Le client est roi. C’est lui qui peut décider du succès ou de l’échec d’un produit/service. Il est donc important de s’assurer que la solution que vous avez imaginée répond à des besoins ou des problèmes réels, rencontrés par des utilisateurs eux aussi bien réels. La méthode développée par Eric Ries aide les entrepreneurs à tester leurs hypothèses pour vérifier si leur projet est viable.

Sommaire :

  1. Une démarche progressive
  2. Les outils de la méthode
  3. Les étapes : construire, mesurer et apprendre
  4. Les limites du Lean startup
  5. Qu’avons-nous appris ?

Une démarche progressive

Avant le lancement d’une activité ou le développement d’un projet, il faut avoir les bonnes cartes en main… et ne pas se raconter d’histoire ! Ainsi, on pense souvent avoir l’idée du siècle, persuadé(e) qu’elle va rencontrer un large succès. Encore faut-il que l’idée en question ou la solution envisagée trouve un certain écho auprès des futurs clients…

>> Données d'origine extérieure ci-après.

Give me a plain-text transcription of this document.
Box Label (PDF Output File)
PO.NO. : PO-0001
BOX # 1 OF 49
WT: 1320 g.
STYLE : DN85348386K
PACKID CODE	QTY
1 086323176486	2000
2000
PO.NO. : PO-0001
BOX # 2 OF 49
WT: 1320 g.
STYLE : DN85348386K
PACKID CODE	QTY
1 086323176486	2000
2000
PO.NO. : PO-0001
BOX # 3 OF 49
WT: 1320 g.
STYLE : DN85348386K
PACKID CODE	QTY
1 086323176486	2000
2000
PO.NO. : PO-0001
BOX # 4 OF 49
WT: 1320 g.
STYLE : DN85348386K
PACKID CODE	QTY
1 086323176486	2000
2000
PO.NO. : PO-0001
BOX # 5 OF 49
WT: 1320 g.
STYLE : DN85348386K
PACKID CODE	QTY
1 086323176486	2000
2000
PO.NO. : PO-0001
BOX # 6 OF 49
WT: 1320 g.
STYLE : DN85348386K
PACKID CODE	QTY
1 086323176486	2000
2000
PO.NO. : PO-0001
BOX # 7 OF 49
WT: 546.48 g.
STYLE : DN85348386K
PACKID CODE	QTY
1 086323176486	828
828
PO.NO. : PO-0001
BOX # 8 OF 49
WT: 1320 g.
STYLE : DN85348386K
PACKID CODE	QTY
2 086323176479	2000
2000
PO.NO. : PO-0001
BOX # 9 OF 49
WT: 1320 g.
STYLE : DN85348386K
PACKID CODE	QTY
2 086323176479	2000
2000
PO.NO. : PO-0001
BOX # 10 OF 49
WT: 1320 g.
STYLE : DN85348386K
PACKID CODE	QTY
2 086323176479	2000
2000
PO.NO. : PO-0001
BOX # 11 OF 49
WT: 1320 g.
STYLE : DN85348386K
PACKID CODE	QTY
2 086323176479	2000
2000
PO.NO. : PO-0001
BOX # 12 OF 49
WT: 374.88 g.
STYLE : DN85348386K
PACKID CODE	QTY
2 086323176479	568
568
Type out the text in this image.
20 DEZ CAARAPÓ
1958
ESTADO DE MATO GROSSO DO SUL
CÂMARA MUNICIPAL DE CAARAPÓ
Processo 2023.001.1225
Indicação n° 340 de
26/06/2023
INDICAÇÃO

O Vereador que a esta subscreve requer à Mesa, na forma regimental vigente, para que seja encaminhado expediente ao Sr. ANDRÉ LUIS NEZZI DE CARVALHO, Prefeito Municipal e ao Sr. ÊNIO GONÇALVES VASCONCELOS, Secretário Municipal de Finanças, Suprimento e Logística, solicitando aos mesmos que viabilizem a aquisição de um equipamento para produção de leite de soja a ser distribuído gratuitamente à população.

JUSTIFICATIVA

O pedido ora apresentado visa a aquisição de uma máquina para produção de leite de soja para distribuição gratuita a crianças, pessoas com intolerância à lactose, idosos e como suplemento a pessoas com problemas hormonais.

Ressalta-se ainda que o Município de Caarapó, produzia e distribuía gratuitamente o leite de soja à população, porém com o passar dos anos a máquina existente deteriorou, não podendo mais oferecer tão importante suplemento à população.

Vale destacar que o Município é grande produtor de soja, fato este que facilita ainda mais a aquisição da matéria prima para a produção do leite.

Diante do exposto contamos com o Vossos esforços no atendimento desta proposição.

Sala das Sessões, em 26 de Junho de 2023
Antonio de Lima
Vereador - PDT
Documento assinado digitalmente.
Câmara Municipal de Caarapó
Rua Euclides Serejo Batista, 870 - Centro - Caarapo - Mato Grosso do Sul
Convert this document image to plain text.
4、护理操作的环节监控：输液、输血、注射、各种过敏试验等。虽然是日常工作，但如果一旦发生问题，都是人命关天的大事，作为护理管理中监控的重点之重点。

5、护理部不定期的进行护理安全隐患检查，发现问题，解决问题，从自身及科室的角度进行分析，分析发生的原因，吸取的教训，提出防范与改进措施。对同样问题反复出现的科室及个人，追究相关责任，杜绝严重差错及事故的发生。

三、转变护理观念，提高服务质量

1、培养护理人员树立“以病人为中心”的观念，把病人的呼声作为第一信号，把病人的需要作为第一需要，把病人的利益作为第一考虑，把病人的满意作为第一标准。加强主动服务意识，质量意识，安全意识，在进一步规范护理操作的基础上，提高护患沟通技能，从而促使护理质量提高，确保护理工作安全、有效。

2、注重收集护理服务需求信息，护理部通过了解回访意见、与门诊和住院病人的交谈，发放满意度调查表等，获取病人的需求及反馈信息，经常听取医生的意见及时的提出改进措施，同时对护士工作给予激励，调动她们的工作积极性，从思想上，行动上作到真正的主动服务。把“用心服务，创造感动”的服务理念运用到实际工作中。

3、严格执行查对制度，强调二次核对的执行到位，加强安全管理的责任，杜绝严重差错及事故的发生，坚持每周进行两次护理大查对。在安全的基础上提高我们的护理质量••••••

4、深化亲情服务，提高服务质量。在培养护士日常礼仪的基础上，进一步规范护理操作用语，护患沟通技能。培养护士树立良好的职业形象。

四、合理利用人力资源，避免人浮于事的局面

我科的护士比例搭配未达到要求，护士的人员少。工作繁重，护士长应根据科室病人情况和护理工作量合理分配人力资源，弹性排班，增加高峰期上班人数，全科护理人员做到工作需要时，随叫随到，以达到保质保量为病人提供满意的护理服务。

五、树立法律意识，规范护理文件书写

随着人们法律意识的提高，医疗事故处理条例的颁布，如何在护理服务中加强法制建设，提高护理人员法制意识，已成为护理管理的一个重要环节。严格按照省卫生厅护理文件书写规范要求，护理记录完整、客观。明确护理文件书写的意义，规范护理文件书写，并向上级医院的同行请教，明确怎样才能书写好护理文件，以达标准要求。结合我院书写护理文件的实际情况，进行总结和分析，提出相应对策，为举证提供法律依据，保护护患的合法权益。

Voilà tout l’intérêt du Lean startup, concept popularisé par l’entrepreneur américain Eric Ries en 2008. Basée sur l’expérimentation et sur l’apprentissage, la méthode permet de construire un projet marche après marche et de mettre plus rapidement un produit/service/solution sur le marché. Le principe de la démarche : préciser son idée, la tester grâce à un panel d’utilisateurs, puis confirmer ou invalider les hypothèses de départ, proposer de nouvelles hypothèses, etc. Il s’agit d’une démarche itérative (faite ou répétée à de multiples reprises), qui permet aux porteurs de projet d’avancer pas à pas, dans un processus d’amélioration continue. Ainsi, un entrepreneur pourra faire évoluer son idée pour qu’elle puisse correspondre aux attentes de la cible.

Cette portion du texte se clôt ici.